ROME WAR CEMETERY
Rome War Cemetery lies alongside and within the Aurelian Wall of the
ancient city of Rome. It is reached from the Piazza Venezia, the centre of Rome,
by going down the Via dei Fori Imperiali, past the Coliseum, and along the Viale
Aventino as far as the Porta San Paolo. Before reaching this gate and the
monument Pyramid of Caius Cestius, take the road to the right along the wall of
the so called Protestant Cemetery, in which are buried the poets Keats and
Shelley. Across the road at the far end of that cemetery will be seen Rome War
Cemetery, on Via Nicola Zabaglia 50, Monte Testaccio.
Alternatively, take the metro and get off at Piramide Metro Station, which is close to Rome War Cemetery, on Via Nicola Zabaglia 50, Monte Testaccio.
Cemetery address: Via Nicola Zabaglia 50 - 00153 Roma (RM) Lazio.

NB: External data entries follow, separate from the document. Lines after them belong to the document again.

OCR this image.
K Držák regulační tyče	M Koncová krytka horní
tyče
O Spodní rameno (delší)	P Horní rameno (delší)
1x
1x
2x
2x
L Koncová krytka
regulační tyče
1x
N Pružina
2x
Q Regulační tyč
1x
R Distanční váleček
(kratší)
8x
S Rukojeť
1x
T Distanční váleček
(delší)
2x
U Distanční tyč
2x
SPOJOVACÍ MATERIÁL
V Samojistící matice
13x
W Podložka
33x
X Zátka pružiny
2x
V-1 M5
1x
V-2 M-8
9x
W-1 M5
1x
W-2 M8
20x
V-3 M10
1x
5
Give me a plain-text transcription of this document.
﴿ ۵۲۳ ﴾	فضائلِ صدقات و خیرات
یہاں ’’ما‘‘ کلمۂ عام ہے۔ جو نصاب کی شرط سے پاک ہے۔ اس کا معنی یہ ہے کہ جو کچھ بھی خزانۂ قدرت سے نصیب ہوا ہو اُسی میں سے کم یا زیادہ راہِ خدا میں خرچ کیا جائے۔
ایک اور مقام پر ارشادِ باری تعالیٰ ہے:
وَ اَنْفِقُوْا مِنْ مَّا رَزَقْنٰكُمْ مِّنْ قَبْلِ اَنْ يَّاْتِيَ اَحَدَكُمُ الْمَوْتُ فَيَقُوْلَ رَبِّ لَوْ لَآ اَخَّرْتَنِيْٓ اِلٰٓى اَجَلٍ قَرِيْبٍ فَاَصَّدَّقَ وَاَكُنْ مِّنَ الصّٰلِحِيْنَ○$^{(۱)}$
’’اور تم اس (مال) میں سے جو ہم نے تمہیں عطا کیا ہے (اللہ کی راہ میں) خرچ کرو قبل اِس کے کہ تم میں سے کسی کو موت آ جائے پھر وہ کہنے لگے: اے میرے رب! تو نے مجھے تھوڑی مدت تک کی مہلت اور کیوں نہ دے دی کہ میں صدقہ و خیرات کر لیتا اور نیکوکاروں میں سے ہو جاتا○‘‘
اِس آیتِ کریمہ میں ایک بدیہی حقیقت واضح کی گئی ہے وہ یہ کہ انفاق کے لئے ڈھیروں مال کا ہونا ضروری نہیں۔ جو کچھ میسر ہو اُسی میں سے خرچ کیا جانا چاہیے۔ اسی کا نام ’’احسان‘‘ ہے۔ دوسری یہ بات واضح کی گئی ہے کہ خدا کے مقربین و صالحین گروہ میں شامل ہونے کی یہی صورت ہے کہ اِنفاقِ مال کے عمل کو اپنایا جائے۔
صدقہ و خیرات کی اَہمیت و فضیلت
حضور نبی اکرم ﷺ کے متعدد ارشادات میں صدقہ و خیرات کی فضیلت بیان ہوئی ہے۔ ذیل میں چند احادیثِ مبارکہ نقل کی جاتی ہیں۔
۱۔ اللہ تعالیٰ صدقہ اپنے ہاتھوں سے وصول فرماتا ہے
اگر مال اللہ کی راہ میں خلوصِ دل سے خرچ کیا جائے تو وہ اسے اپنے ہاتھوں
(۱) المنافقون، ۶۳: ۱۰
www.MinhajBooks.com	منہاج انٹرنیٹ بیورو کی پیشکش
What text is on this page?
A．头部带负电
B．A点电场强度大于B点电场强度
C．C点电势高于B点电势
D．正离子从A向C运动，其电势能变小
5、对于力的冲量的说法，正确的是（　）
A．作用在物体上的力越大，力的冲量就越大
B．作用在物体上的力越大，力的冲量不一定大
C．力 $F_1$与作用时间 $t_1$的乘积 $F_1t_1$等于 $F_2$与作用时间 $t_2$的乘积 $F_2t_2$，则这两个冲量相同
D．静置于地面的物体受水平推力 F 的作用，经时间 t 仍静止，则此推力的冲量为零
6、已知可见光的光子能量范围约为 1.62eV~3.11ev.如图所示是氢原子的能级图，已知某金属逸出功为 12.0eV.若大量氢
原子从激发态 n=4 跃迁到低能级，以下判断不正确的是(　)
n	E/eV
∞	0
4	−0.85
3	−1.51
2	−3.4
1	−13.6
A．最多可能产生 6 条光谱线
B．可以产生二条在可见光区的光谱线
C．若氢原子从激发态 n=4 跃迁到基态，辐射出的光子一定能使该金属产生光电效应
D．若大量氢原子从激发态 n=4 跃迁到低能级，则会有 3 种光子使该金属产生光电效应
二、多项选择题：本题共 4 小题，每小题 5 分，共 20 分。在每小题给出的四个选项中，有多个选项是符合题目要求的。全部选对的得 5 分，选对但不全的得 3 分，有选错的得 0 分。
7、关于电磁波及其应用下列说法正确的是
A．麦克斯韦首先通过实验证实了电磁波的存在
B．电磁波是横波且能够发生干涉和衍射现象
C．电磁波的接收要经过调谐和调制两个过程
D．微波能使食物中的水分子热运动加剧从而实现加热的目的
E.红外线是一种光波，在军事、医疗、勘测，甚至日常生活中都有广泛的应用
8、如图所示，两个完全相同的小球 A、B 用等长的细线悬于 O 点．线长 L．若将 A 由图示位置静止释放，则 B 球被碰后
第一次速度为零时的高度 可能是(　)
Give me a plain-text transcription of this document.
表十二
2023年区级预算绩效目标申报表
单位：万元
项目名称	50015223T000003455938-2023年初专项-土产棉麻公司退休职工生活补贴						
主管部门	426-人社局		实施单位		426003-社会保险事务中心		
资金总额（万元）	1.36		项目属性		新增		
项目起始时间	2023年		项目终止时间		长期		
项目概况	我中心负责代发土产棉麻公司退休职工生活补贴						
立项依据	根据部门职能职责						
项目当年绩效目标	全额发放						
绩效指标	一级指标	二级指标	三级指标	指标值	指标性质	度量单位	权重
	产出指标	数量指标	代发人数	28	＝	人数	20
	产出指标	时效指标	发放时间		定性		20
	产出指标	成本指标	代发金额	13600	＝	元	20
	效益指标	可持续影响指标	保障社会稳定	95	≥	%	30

GPS Co-ordinates: Latitude: 41.87502, Longitude: 12.477238.
Due to frequent vandalism and thefts, it is now necessary to keep the
cemetery padlocked when the gardener is not present. The Combination number for
the padlock is 1221 and the padlock is located at the rear of the gate, behind
the two handles.
The gardeners working hours are:
Winter: Monday to Friday 08.00 to 12.00 and 12.30 to 15.00
Summer: Monday to Friday 0700 to 12.00 and 12.30 to 15.00
Wheelchair access to the cemetery is possible, but may be by alternative entrance. For further information regarding wheelchair access, please contact our Enquiries Section on 01628 507200.
On 3 September 1943 the Allies invaded the Italian mainland, the invasion
coinciding with an armistice made with the Italians who then re-entered the war
on the Allied side.
Progress through southern Italy was rapid despite stiff resistance, but the advance was checked for some months at the German winter defensive position known as the Gustav Line. Operations in January 1944 landed troops behind the German lines at Anzio, but a breakthrough was not achieved until 18 May when, after fierce fighting, Cassino finally fell to the Allies.
Rome was taken on 3 June as the German withdrawal continued. The cemetery was started shortly afterwards and was used mainly for burials from the occupying garrison, but a few graves were brought in from the surrounding country, and some soldiers and airmen who died as prisoners of war in Rome are also buried there.
Rome War Cemetery was designed by Louis de Soissons. It contains 426 Commonwealth burials of the Second World War.